With the torrent of commentaries surging across our screens and consciousness in response to Pope Benedict XVI’s decision to step down at the end of this month, can there be even one single additional thought to ponder about the meaning of this moment?  For the Church as an organization?  For Catholics as a community of believers? For the disparate inhabitants of our global village?

Is the Pope still relevant?

Before the torrent of hate letters floods my inbox, dear readers, please know that my answer is a resounding, “Yes!”  But as we contemplate Benedict’s bold action in resignation and the task now facing the cardinal electors, we surely have to confront the hard questions facing the Church, including the role of the Pope and papal authority in a world that, increasingly, challenges singular leaders.

Ironically, the very act of resignation has propelled Pope Benedict from being a somewhat remote, albeit important leader, to a figure of urgent relevance in this moment in Church and world history.  The sheer volume of commentaries about the meaning of his action and its impact on the Church illuminates the broad understanding throughout the world of the papacy’s importance, and the Church’s impact on the world beyond the Catholic community.

One of the first notable signals that Benedict’s resignation sends is that the pope must be strong and vibrant, a leader with the intellectual, emotional and physical stamina necessary to be effective.  The person is the papacy in so many ways, and a pope who cannot function effectively diminishes the power of the office.  Benedict’s bold act is very modern.  Few other organizations (Supreme Court, are you listening?) have leaders that are expected to die in office.  Pope Benedict now says that’s quite absurd, the leader cannnot lead when debilitated.

Resignation in favor of a stronger, probably younger person immediately strengthens the papacy, itself, by insisting that the Church must operate with its leadership at full strength.  Far from encouraging the spectre of a permanent “lame duck” papacy, which some may fear — the prospect of popes being forced out in the future by discontented curial cardinals is not far-fetched — the resignation opens the gate for speedier resolution of a leadership crisis without the long months of lingering ill health that have plagued prior papacies.

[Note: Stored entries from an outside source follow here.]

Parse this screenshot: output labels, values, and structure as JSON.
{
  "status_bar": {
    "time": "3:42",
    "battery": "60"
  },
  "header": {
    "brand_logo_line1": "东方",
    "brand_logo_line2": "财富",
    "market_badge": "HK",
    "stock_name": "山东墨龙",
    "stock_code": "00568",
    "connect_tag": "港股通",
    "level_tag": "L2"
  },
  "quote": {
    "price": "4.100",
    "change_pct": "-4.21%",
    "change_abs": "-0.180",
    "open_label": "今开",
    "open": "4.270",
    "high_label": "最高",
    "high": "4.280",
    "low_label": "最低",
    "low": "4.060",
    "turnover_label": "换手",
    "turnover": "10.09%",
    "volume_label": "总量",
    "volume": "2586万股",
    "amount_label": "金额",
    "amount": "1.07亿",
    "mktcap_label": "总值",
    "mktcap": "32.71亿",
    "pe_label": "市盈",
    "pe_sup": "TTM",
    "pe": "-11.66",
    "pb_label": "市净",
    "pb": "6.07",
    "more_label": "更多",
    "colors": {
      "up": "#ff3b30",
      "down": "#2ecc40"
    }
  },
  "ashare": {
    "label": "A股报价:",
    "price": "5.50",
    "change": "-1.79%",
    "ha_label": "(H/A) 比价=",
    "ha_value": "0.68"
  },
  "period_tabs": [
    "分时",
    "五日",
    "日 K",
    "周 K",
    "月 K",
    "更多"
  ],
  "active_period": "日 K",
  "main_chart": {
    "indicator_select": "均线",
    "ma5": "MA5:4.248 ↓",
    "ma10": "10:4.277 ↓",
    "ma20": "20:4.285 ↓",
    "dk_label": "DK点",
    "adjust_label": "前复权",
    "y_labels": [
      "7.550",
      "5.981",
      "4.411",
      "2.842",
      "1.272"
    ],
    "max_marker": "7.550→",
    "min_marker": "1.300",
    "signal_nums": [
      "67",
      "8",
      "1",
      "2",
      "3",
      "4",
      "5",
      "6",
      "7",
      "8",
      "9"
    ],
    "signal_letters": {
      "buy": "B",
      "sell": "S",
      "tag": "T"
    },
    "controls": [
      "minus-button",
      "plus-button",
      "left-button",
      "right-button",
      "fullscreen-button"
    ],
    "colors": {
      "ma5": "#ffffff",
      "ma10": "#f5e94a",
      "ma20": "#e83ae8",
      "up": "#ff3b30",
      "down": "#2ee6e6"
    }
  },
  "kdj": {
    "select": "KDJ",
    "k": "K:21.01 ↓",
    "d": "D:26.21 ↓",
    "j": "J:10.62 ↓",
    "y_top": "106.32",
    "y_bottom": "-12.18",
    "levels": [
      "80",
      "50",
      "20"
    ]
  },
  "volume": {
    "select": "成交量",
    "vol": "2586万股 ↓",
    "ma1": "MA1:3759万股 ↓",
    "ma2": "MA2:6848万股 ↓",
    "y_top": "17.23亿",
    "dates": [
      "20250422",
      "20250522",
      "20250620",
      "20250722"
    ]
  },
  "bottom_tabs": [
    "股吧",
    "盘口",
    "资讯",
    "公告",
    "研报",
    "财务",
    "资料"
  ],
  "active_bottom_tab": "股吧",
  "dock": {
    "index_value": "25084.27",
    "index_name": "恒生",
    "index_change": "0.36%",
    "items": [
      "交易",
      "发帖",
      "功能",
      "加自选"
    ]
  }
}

Consensus is quite clear among commentators of many different political and cultural viewpoints that the new pope must get his arms around the Church’s problems —- outmoded systems and hidebound management, ineffective public communications, financial scandals and declining workforce.  Overriding all of these concerns is a widespread belief that the pope must exorcise the still-virulent effects of the child abuse scandal.  Pope Benedict made a good start on this latter effort, but appears to have run into many roadblocks among interested parties inside the Vatican walls.

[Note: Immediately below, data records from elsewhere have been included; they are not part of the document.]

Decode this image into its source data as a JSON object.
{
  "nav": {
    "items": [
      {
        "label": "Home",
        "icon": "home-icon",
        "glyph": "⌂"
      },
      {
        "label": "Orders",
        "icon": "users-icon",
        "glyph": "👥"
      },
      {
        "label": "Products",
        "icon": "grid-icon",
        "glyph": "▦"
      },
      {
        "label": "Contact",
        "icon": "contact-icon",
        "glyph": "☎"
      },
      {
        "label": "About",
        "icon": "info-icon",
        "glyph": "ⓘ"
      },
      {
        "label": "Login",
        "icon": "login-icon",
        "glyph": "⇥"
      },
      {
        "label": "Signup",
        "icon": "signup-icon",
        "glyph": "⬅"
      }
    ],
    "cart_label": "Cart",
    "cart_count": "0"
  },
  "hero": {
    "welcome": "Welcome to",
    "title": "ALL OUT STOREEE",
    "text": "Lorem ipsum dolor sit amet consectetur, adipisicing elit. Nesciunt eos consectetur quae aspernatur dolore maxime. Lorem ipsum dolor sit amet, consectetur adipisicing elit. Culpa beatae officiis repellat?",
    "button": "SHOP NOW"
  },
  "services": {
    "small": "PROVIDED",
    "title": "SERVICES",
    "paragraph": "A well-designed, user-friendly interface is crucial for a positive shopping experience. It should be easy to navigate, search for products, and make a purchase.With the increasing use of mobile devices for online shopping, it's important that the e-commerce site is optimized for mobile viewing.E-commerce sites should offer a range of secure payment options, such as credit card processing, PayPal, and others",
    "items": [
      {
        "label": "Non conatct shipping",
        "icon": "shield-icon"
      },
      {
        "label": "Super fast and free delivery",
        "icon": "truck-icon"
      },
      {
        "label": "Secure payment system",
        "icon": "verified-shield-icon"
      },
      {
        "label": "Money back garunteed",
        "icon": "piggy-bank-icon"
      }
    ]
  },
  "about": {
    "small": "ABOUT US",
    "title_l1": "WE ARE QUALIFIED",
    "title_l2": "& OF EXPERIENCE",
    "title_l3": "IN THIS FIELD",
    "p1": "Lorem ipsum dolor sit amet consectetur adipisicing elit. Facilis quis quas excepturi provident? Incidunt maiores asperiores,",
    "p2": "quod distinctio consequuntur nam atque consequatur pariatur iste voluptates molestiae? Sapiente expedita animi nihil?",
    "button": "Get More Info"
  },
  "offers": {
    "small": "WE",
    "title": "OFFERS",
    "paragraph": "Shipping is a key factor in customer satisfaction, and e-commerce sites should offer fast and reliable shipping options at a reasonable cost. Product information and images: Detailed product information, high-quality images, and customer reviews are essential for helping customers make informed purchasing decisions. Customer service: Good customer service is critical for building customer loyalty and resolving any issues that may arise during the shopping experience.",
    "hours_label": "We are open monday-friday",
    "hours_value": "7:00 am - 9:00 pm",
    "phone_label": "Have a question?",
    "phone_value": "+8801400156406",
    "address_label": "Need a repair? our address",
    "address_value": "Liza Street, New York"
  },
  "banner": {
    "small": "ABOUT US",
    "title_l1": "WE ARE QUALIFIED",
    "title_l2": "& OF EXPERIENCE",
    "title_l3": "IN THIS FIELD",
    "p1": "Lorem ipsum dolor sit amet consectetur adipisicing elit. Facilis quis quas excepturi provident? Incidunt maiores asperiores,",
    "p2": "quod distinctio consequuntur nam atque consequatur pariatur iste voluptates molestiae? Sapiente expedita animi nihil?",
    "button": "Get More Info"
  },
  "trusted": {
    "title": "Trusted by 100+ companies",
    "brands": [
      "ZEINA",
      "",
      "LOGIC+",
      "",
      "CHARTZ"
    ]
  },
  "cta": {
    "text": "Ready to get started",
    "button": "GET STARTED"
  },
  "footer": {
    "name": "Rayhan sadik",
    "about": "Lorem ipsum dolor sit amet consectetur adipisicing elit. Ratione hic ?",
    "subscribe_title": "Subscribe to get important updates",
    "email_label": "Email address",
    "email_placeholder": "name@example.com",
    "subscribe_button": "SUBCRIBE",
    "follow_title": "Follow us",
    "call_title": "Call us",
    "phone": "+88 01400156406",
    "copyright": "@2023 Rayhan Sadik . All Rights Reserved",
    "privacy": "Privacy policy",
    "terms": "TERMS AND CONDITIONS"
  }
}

Will a new pope try to make the Church more relevant to the modern world?  That answer depends on what people think is relevant, of course.  A strong papal voice for addressing the global injustices of poverty, human trafficking, terrorism, tyranny, environmental stewardship, violence and the wanton destruction of human life is something we expect and hope will be even bolder in the new pope.

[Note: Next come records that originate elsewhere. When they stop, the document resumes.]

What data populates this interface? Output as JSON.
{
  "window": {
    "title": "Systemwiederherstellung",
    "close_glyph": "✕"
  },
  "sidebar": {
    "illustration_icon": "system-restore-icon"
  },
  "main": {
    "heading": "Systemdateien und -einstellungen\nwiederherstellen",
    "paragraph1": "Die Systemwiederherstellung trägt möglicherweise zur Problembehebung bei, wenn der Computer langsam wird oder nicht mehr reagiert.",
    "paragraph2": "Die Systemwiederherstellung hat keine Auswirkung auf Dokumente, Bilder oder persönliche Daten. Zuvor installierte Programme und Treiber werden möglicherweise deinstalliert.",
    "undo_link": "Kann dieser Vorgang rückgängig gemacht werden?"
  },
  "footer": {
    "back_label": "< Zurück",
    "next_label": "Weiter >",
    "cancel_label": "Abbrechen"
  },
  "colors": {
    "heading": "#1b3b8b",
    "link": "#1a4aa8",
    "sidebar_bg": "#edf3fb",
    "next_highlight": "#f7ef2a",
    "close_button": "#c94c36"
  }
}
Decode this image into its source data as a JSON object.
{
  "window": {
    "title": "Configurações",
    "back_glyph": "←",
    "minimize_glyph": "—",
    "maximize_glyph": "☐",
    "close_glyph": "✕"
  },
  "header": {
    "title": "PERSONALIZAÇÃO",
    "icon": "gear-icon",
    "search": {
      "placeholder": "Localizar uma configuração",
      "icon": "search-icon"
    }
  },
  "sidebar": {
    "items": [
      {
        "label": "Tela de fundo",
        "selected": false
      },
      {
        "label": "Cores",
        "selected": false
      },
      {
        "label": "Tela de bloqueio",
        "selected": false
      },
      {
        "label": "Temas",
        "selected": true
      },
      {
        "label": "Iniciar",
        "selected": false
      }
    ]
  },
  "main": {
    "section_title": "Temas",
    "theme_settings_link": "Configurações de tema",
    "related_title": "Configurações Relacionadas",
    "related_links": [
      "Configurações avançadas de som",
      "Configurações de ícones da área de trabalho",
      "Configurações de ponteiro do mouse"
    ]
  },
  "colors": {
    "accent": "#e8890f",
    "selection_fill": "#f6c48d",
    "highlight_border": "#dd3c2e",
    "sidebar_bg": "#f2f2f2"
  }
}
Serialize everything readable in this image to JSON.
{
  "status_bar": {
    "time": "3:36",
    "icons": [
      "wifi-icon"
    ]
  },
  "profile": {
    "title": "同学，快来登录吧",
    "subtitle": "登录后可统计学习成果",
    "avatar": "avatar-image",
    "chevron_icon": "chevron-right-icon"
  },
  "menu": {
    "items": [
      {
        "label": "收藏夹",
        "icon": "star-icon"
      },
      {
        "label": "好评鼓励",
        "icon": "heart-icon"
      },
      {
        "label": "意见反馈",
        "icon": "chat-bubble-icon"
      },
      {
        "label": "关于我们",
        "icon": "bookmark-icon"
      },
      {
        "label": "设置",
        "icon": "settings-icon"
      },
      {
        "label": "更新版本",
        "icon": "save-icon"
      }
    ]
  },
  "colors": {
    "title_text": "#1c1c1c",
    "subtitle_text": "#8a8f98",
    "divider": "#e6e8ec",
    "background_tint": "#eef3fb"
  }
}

Those who expect “relevance” to mean significant modernization of the Church’s policies and views on the role of women, marriage, birth control and abortion will not be satisfied.  I think it’s highly unlikely that a new pope will liberalize the Church’s stance on any of these issues.

We can hope, however, that the new pope might send more progressive signals on such topics as respect for religious women, welcoming women into more Church roles, allowing the expression of differences of opinion without fear, and the future shape of ministries, including parishes, as ordained priests continue to decline in number.

On Catholic higher education, those of us who attended Pope Benedict’s meeting with U.S. presidents of Catholic colleges in 2008 remember his warmth and wisdom on that occasion, and we can hope that a new pope will take a similarly proud, intense and supportive view of this part of the Church’s ministry in the world.

The cardinal electors gathering in Rome after March 1 will meet at a truly historic moment.  They know that the Church, with more than one billion members, is quite possibly the most important institution in the global village.  The new pope will not be able to walk on water, but he will be the vicar on earth of the One who did.  He needs to use that power with wisdom and grace, and also with boldness, even audacity.

This is the moment for a new pope to move the Church forward in a confident embrace of the future, and to rebuild the organization so that it will be capable of providing true leadership and moral influence in that future, not only for Catholics but for human society broadly.  That task certainly requires more than one man chosen by a small group of other men, but in that one man resides the Church’s hope for the future.  May the cardinals have the wisdom to choose well!

pope shoes

Filling these shoes well will not be an easy job!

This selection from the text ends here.